C’est ainsi qu’il sera classé monument historique le 9 novembre 1994, assurant sa protection et permettant d’y inscrire une nouvelle vocation : celle de la mémoire archéologique nationale.
Le Musée d’Archéologie nationale : une collection unique en France
Installé dans le château reconstruit, le Musée d’Archéologie nationale est aujourd’hui l’un des plus riches musées d’archéologie d’Europe, avec une collection exceptionnelle allant de la Préhistoire à l’époque mérovingienne. Il a été fondé sous Napoléon III, passionné par l’archéologie, et a depuis été continuellement enrichi.
Le parcours muséographique couvre :
-
La Préhistoire : objets en silex, outils, sépultures reconstituées, objets de culte.
-
Le Néolithique et l’âge du Bronze : céramiques, parures, armes et habitats.
-
La Gaule celtique : bijoux, casques en or, chars funéraires, sanctuaires.
-
La Gaule romaine : inscriptions, sculptures, objets de la vie quotidienne.
-
Le Haut Moyen Âge (époque mérovingienne) : mobilier funéraire, armes, fibules, croix chrétiennes.
Certaines pièces sont uniques au monde, comme la statue de l’homme-lion de la grotte du Vogelherd ou les plaques-boucles mérovingiennes ornées d’orfèvrerie cloisonnée.
Un parcours architectural et paysager à ne pas manquer
Outre les collections, la découverte du site lui-même est une expérience à part entière. Le château, reconstruit et restauré, conserve ses tours massives, son chemin de ronde, ses galeries couvertes, qui permettent de ressentir encore l’atmosphère d’un palais princier.
Les jardins, redessinés au XIXᵉ siècle, offrent une vue spectaculaire sur la vallée de la Seine. Ils sont à la fois à la française, avec des allées géométriques et des parterres ordonnés, et à l’anglaise, dans leurs parties périphériques plus naturelles. On y trouve également un jardin archéologique et une section didactique pour les scolaires.
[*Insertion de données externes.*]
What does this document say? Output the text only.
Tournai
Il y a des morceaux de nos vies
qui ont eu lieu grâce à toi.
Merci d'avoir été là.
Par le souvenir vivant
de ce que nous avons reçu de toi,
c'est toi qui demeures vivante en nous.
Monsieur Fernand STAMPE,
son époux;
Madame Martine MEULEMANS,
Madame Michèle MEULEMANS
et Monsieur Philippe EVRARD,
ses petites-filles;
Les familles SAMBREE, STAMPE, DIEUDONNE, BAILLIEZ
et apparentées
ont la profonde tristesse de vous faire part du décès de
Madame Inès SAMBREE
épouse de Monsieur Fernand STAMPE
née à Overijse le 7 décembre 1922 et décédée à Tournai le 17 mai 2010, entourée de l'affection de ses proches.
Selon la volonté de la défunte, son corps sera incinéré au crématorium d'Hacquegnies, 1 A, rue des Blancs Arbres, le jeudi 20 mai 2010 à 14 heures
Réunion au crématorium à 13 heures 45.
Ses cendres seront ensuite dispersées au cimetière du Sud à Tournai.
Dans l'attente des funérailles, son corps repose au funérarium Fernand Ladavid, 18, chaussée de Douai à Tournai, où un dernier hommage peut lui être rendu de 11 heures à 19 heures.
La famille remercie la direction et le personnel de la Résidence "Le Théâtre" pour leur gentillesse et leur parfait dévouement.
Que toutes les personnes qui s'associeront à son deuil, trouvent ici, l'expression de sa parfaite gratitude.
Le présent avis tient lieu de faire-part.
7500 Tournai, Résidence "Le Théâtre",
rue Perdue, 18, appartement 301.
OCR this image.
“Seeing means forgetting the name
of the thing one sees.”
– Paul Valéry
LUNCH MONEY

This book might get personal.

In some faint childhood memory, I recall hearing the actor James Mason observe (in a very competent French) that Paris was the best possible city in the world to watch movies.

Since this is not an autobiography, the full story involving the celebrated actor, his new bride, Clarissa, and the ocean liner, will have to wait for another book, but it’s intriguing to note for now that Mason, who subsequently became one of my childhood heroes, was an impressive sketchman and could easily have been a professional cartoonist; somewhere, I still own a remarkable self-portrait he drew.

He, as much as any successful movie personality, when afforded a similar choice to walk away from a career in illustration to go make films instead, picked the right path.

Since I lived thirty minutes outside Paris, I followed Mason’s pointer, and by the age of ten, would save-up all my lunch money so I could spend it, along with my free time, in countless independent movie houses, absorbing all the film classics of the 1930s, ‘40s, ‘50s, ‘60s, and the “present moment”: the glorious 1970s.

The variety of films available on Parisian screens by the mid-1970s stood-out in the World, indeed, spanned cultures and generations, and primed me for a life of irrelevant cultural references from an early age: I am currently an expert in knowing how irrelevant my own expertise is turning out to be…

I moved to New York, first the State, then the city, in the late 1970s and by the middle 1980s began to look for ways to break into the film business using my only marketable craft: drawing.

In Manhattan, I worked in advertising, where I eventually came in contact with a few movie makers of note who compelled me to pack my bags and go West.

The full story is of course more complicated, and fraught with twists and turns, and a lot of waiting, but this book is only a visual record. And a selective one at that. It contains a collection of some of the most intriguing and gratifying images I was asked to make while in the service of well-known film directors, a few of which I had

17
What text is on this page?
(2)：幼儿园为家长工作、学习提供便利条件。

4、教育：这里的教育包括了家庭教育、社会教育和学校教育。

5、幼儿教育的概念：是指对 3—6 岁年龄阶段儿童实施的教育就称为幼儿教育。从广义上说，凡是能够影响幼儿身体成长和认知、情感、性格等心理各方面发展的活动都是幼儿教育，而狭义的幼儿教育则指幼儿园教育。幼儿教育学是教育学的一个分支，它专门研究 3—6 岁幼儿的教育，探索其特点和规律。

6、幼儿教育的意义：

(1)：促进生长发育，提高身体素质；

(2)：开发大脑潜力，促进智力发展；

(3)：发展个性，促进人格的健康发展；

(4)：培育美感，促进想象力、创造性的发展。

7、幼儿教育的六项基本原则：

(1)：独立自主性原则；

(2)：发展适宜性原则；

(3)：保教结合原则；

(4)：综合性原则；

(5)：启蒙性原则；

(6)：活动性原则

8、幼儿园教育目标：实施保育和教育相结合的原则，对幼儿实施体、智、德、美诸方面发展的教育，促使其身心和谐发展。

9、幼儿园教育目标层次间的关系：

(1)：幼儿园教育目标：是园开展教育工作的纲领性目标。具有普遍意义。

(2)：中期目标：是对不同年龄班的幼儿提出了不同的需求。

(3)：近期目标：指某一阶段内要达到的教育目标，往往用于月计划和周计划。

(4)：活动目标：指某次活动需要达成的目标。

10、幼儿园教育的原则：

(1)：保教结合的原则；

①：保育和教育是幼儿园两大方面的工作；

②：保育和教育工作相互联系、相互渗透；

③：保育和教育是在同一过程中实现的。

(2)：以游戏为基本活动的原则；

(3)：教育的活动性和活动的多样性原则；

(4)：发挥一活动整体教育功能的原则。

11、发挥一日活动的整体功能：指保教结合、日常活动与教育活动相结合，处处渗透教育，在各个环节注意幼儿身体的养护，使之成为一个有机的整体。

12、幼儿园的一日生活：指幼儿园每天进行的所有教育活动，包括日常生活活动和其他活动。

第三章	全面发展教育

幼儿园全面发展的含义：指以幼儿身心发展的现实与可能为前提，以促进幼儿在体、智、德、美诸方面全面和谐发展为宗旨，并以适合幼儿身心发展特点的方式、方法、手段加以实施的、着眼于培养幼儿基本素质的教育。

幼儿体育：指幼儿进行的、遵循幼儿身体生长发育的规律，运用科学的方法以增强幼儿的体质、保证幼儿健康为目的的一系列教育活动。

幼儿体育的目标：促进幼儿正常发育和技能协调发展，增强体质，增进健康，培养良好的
Par beau temps, la promenade y est magnifique : les pelouses accueillent familles, étudiants, et visiteurs venus admirer les perspectives ouvertes sur Paris et les forêts de Saint-Germain.
Conseils de visite
-
Accès : depuis Paris, prendre le RER A jusqu’à Saint-Germain-en-Laye. Le musée est à 5 minutes à pied de la gare.
-
Durée de la visite : prévoir 2 à 3 heures pour découvrir les collections dans leur intégralité, plus si vous souhaitez flâner dans les jardins.
-
Horaires : ouvert tous les jours sauf le mardi ; attention aux horaires d’hiver et d’été.
-
Visites guidées et ateliers sont proposés pour les familles, les scolaires ou les amateurs d’histoire.
Le site propose également une librairie spécialisée très bien fournie en ouvrages d’archéologie et de préhistoire, ainsi qu’un café agréable avec terrasse sur le parc.
Un lieu de mémoire multiple, entre ruines, renaissance et transmission
La Maison de l’Archéologie nationale ne se limite pas à ses collections : elle est une porte d’entrée vers la mémoire profonde du territoire français. Le château disparu, les propriétaires illustres, les ruines transformées en musée : tout ici parle de transmission, de transformation, de résilience. Le site illustre comment l’histoire s’écrit non seulement avec des pierres, mais aussi avec des intentions, des redéfinitions, des usages renouvelés.
Une visite mémorable vous attend à Saint-Germain-en-Laye, où l’histoire de France rencontre les traces les plus anciennes de l’humanité.